Under the Bridge
There’s a small sandy beach at the Westgate Punt landing. The beach reveals its tidal nature with sea shells and crabs. Fishers enjoy the spot. It’s also a place to watch container ships go under the Westgate Bridge.
You sense them before you see them, an unnerving moving presence.
The OOCL Brisbane was leaving the Port of Melbourne on the morning of Sunday 28 February bound for Port Botany. It will reach Laem Chabang, the largest port in Thailand on 14 March. The Orient Overseas Container Line is one of about 40 commercial shipping lines to call at the Port of Melbourne. The OOCL Brisbane, registered in Hong Kong, is a frequent visitor to Melbourne. It is a twelve year old, average size container ship. It has a capacity of 4,578 TEUs1, almost half that of the largest ship to have called at Webb Dock to date, the CMA CGA Ural which has a capacity of 10,662 TEU.
The speed at which vessels can travel in the Yarra River channel is one of many matters relating to safe navigation in Port waters that is regulated by the Harbour Master. There are many inter-related considerations which need to be calculated: the height of the tide, the keel of the ship, the depth of the channel and the height of the Westgate Bridge.
The Harbour Master is engaged by the Victorian Ports Corporation to create and oversee the framework within which safe navigation occurs in Port waters. Those matters are detailed in the Harbour Master’s Directions. The Victorian Ports Corporation was created to manage all other Port functions including channels, navigation aides, safety and emergency management – and Station Pier – when the Port of Melbourne was leased to the Lonsdale consortium in 2016.
A review has recently been undertaken of Victoria’s Port system. Although the full government response to the review will only be released later this year, some early decisions have already been made. A new entity, Ports Victoria, will be established and based in Geelong from 1 July 2021. Together with the re-location of the Spirit of Tasmania, it is intended that Geelong will become a ‘centre for maritime excellence.’ The Harbour Master will be part of the new entity. One of the tasks for the new entity will be to grow cruise shipping.
The Port review also notes with concern the failure to secure and protect the land and access corridors required for a future port at Bay West. It recommended that this issue should be progressed as a matter of urgency.
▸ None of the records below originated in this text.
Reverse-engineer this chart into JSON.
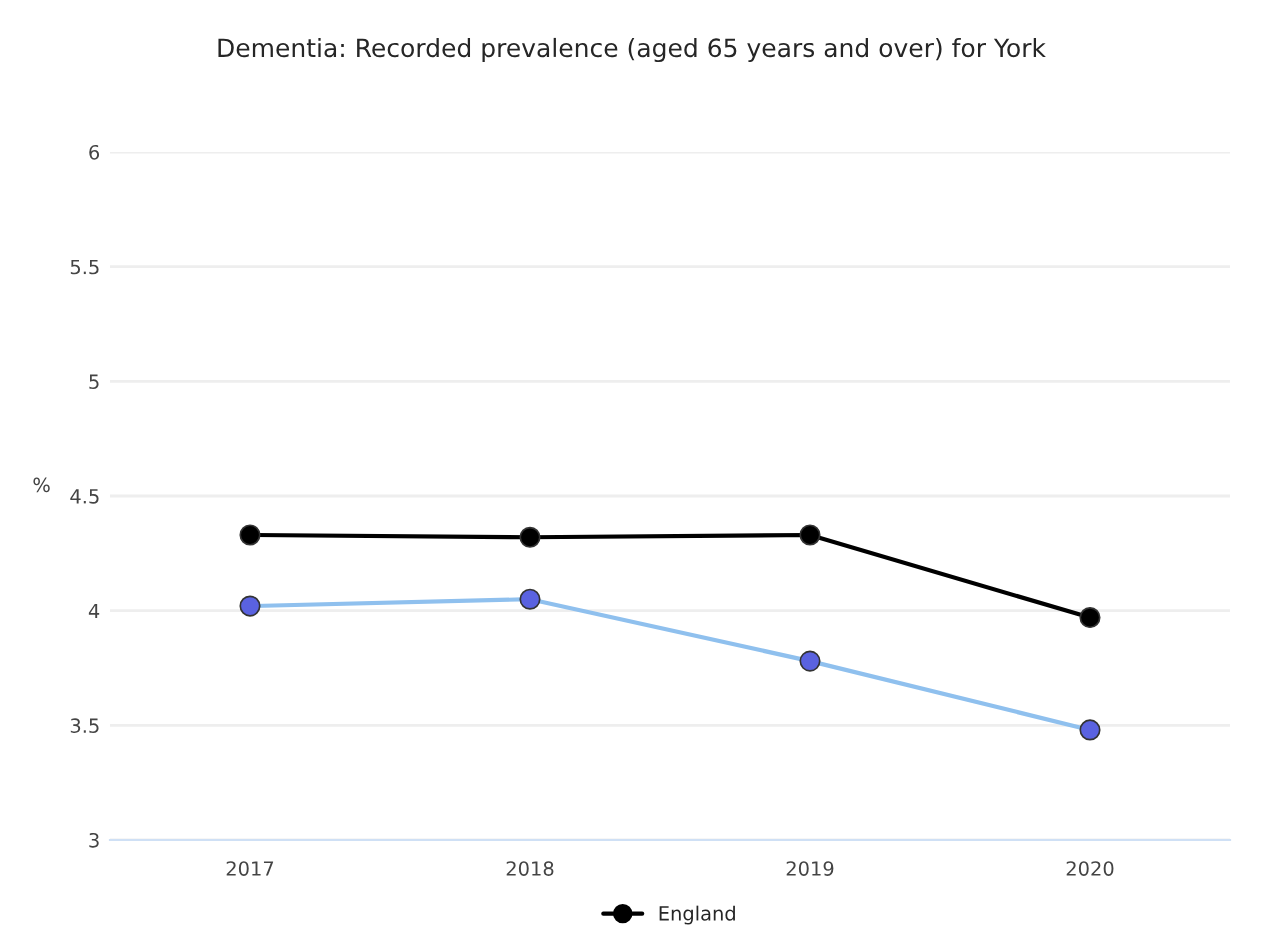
{
  "chart_data": {
    "type": "line",
    "title": "Dementia: Recorded prevalence (aged 65 years and over) for York",
    "ylabel": "%",
    "categories": [
      "2017",
      "2018",
      "2019",
      "2020"
    ],
    "series": [
      {
        "name": "England",
        "color": "#000000",
        "values": [
          4.33,
          4.32,
          4.33,
          3.97
        ]
      },
      {
        "color": "#5a62e0",
        "values": [
          4.02,
          4.05,
          3.78,
          3.48
        ]
      }
    ],
    "ylim": [
      3,
      6
    ],
    "yticks": [
      3,
      3.5,
      4,
      4.5,
      5,
      5.5,
      6
    ],
    "grid": "y",
    "legend": "bottom",
    "marker": "circle",
    "line_style": "solid"
  }
}
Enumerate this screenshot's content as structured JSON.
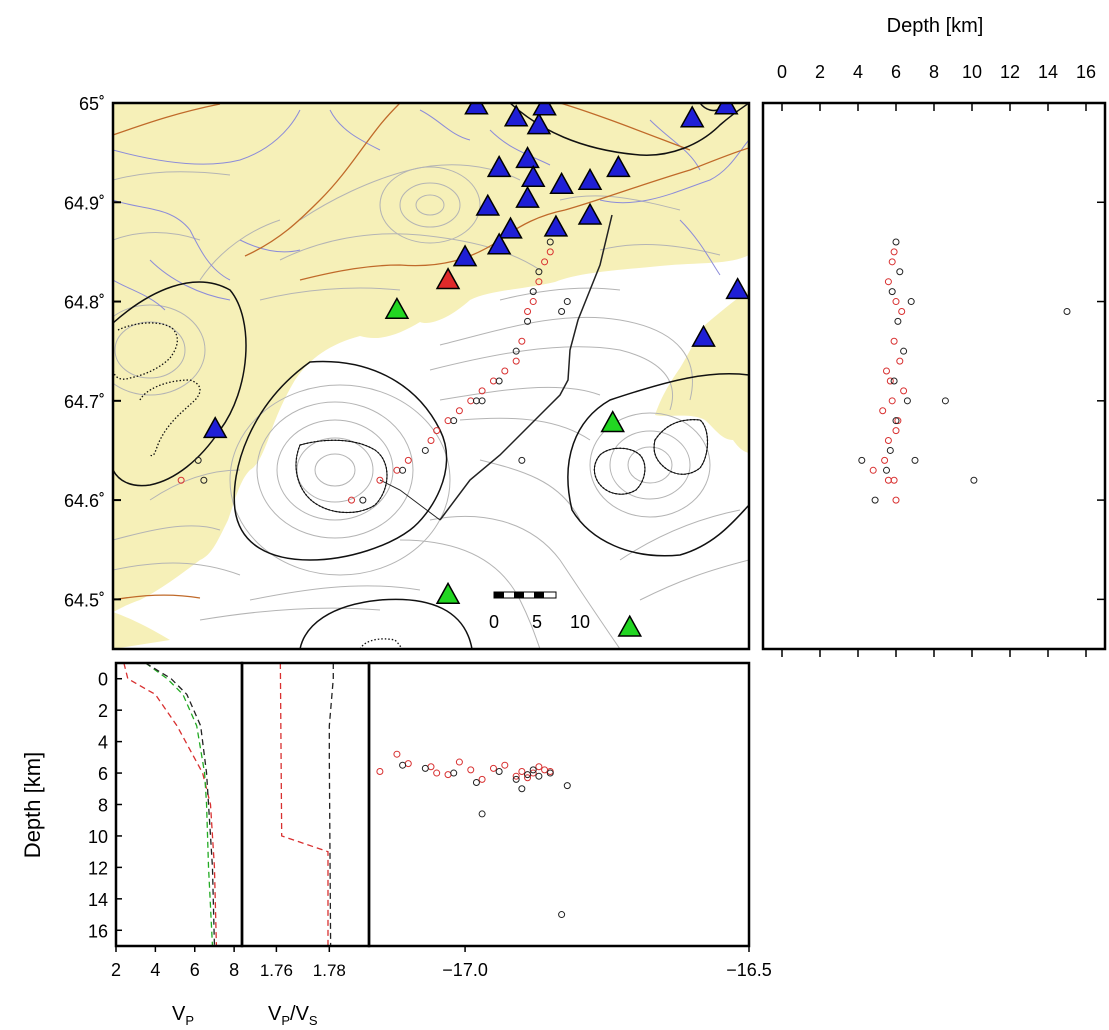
{
  "map": {
    "lat_ticks": [
      {
        "value": 65.0,
        "label": "65˚"
      },
      {
        "value": 64.9,
        "label": "64.9˚"
      },
      {
        "value": 64.8,
        "label": "64.8˚"
      },
      {
        "value": 64.7,
        "label": "64.7˚"
      },
      {
        "value": 64.6,
        "label": "64.6˚"
      },
      {
        "value": 64.5,
        "label": "64.5˚"
      }
    ],
    "lat_range": [
      64.45,
      65.0
    ],
    "lon_range": [
      -17.62,
      -16.5
    ],
    "scale_bar": {
      "labels": [
        "0",
        "5",
        "10"
      ],
      "unit_km": 10
    },
    "colors": {
      "land": "#f6f0b8",
      "ice": "#ffffff",
      "rivers": "#8c8cd9",
      "roads": "#c06a2a",
      "contours": "#b4b4b4",
      "glacier_outline": "#111111"
    },
    "stations_blue": [
      [
        -16.98,
        64.998
      ],
      [
        -16.91,
        64.986
      ],
      [
        -16.87,
        64.978
      ],
      [
        -16.86,
        64.997
      ],
      [
        -16.6,
        64.985
      ],
      [
        -16.54,
        64.998
      ],
      [
        -16.94,
        64.935
      ],
      [
        -16.89,
        64.944
      ],
      [
        -16.88,
        64.925
      ],
      [
        -16.83,
        64.918
      ],
      [
        -16.78,
        64.922
      ],
      [
        -16.73,
        64.935
      ],
      [
        -16.96,
        64.896
      ],
      [
        -16.89,
        64.904
      ],
      [
        -16.84,
        64.875
      ],
      [
        -16.78,
        64.887
      ],
      [
        -16.92,
        64.873
      ],
      [
        -16.94,
        64.857
      ],
      [
        -17.0,
        64.845
      ],
      [
        -16.52,
        64.812
      ],
      [
        -16.58,
        64.764
      ],
      [
        -17.44,
        64.672
      ]
    ],
    "stations_green": [
      [
        -17.12,
        64.792
      ],
      [
        -16.74,
        64.678
      ],
      [
        -17.03,
        64.505
      ],
      [
        -16.71,
        64.472
      ]
    ],
    "stations_red": [
      [
        -17.03,
        64.822
      ]
    ]
  },
  "depth_panel": {
    "title": "Depth [km]",
    "ticks": [
      "0",
      "2",
      "4",
      "6",
      "8",
      "10",
      "12",
      "14",
      "16"
    ],
    "range": [
      -1,
      17
    ]
  },
  "lon_section": {
    "ticks": [
      {
        "value": -17.0,
        "label": "−17.0"
      },
      {
        "value": -16.5,
        "label": "−16.5"
      }
    ]
  },
  "velocity_panel": {
    "ylabel": "Depth [km]",
    "yticks": [
      "0",
      "2",
      "4",
      "6",
      "8",
      "10",
      "12",
      "14",
      "16"
    ],
    "vp_ticks": [
      "2",
      "4",
      "6",
      "8"
    ],
    "vp_label": "V",
    "vp_sub": "P",
    "vpvs_ticks": [
      "1.76",
      "1.78"
    ],
    "vpvs_label_a": "V",
    "vpvs_label_b": "/V",
    "vpvs_sub_a": "P",
    "vpvs_sub_b": "S"
  },
  "chart_data": {
    "type": "scatter",
    "series": [
      {
        "color": "#d83030",
        "points": [
          [
            -16.86,
            64.84,
            5.8
          ],
          [
            -16.87,
            64.82,
            5.6
          ],
          [
            -16.88,
            64.8,
            6.0
          ],
          [
            -16.9,
            64.76,
            5.9
          ],
          [
            -16.91,
            64.74,
            6.2
          ],
          [
            -16.95,
            64.72,
            5.7
          ],
          [
            -16.99,
            64.7,
            5.8
          ],
          [
            -17.03,
            64.68,
            6.1
          ],
          [
            -17.06,
            64.66,
            5.6
          ],
          [
            -17.1,
            64.64,
            5.4
          ],
          [
            -17.15,
            64.62,
            5.9
          ],
          [
            -17.2,
            64.6,
            6.0
          ],
          [
            -16.85,
            64.85,
            5.9
          ],
          [
            -16.89,
            64.79,
            6.3
          ],
          [
            -16.93,
            64.73,
            5.5
          ],
          [
            -16.97,
            64.71,
            6.4
          ],
          [
            -17.01,
            64.69,
            5.3
          ],
          [
            -17.05,
            64.67,
            6.0
          ],
          [
            -17.12,
            64.63,
            4.8
          ],
          [
            -17.5,
            64.62,
            5.6
          ]
        ]
      },
      {
        "color": "#222222",
        "points": [
          [
            -16.85,
            64.86,
            6.0
          ],
          [
            -16.87,
            64.83,
            6.2
          ],
          [
            -16.88,
            64.81,
            5.8
          ],
          [
            -16.89,
            64.78,
            6.1
          ],
          [
            -16.91,
            64.75,
            6.4
          ],
          [
            -16.94,
            64.72,
            5.9
          ],
          [
            -16.98,
            64.7,
            6.6
          ],
          [
            -17.02,
            64.68,
            6.0
          ],
          [
            -17.07,
            64.65,
            5.7
          ],
          [
            -17.11,
            64.63,
            5.5
          ],
          [
            -17.18,
            64.6,
            4.9
          ],
          [
            -16.82,
            64.8,
            6.8
          ],
          [
            -16.9,
            64.64,
            7.0
          ],
          [
            -17.47,
            64.64,
            4.2
          ],
          [
            -16.97,
            64.7,
            8.6
          ],
          [
            -16.83,
            64.79,
            15.0
          ],
          [
            -17.46,
            64.62,
            10.1
          ]
        ]
      }
    ],
    "velocity_models": {
      "vp": [
        {
          "color": "#d83030",
          "depth": [
            -1,
            0,
            1,
            3,
            6,
            8,
            12,
            17
          ],
          "value": [
            2.4,
            2.6,
            4.0,
            5.1,
            6.4,
            6.8,
            7.0,
            7.1
          ]
        },
        {
          "color": "#22aa22",
          "depth": [
            -1,
            0,
            1,
            3,
            6,
            8,
            12,
            17
          ],
          "value": [
            3.5,
            4.6,
            5.4,
            6.1,
            6.5,
            6.6,
            6.7,
            6.9
          ]
        },
        {
          "color": "#222222",
          "depth": [
            -1,
            0,
            1,
            3,
            6,
            8,
            12,
            17
          ],
          "value": [
            3.5,
            4.8,
            5.6,
            6.3,
            6.6,
            6.7,
            6.9,
            7.0
          ]
        }
      ],
      "vpvs": [
        {
          "color": "#d83030",
          "depth": [
            -1,
            10,
            11,
            17
          ],
          "value": [
            1.7615,
            1.762,
            1.7795,
            1.7795
          ]
        },
        {
          "color": "#222222",
          "depth": [
            -1,
            0,
            3,
            5,
            17
          ],
          "value": [
            1.7815,
            1.7815,
            1.78,
            1.78,
            1.7805
          ]
        }
      ]
    }
  }
}
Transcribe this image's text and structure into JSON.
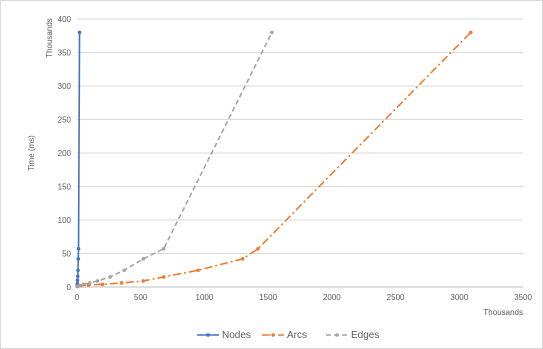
{
  "chart_data": {
    "type": "line",
    "title": "",
    "xlabel": "",
    "ylabel": "Time (ms)",
    "x_units_label": "Thousands",
    "y_units_label": "Thousands",
    "xlim": [
      0,
      3500
    ],
    "ylim": [
      0,
      400
    ],
    "x_ticks": [
      0,
      500,
      1000,
      1500,
      2000,
      2500,
      3000,
      3500
    ],
    "y_ticks": [
      0,
      50,
      100,
      150,
      200,
      250,
      300,
      350,
      400
    ],
    "grid": "horizontal",
    "legend_position": "bottom",
    "series": [
      {
        "name": "Nodes",
        "color": "#4472c4",
        "dash": "solid",
        "points": [
          [
            1,
            1
          ],
          [
            2,
            3
          ],
          [
            3,
            5
          ],
          [
            4,
            10
          ],
          [
            6,
            16
          ],
          [
            8,
            25
          ],
          [
            10,
            42
          ],
          [
            12,
            57
          ],
          [
            20,
            380
          ]
        ]
      },
      {
        "name": "Arcs",
        "color": "#ed7d31",
        "dash": "dashdot",
        "points": [
          [
            8,
            1
          ],
          [
            30,
            2
          ],
          [
            90,
            3
          ],
          [
            200,
            4
          ],
          [
            350,
            6
          ],
          [
            520,
            9
          ],
          [
            680,
            15
          ],
          [
            950,
            25
          ],
          [
            1300,
            42
          ],
          [
            1420,
            57
          ],
          [
            3090,
            380
          ]
        ]
      },
      {
        "name": "Edges",
        "color": "#a5a5a5",
        "dash": "dash",
        "points": [
          [
            4,
            1
          ],
          [
            20,
            2
          ],
          [
            50,
            4
          ],
          [
            100,
            6
          ],
          [
            160,
            9
          ],
          [
            260,
            15
          ],
          [
            370,
            25
          ],
          [
            520,
            42
          ],
          [
            680,
            57
          ],
          [
            1530,
            380
          ]
        ]
      }
    ]
  }
}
The governance and management of the Port in Melbourne goes back to the establishment of the Melbourne Harbour Trust in 1877. Since then, the port has changed its name and its focus several times but the move to Geelong represents a profound change for Melbourne.
Recently Infrastructure Australia updated its priority list, as they do annually, to included a freight rail link from Webb Dock. They note that the growth of containers will be at Webb Dock. The scale of the increase will overwhelm the road network and therefore a rail freight link will be essential.
Here is a link to the OOCL Brisbane going under the Westgate Bridge (too large a file to post here). I was tempted to speed it up, but it conveys the speed and presence of the vessel.
Sources and More
1 TEU The twenty-foot equivalent unit is an inexact unit of cargo capacity often used to describe the capacity of container ships and container terminals. (source: Wikipedia)
Harbour Master’s Directions May 2019
Very interesting Janet!!!
Thanks, Janet, for bringing to our attention these changes taking place – it's obvious they'll have a profound effect on Port Melbourne fairly soon. It's been easy to forget how significant the move of the Spirit to Geelong will be, and interesting to realise that it's only one aspect of such big changes in Port operation.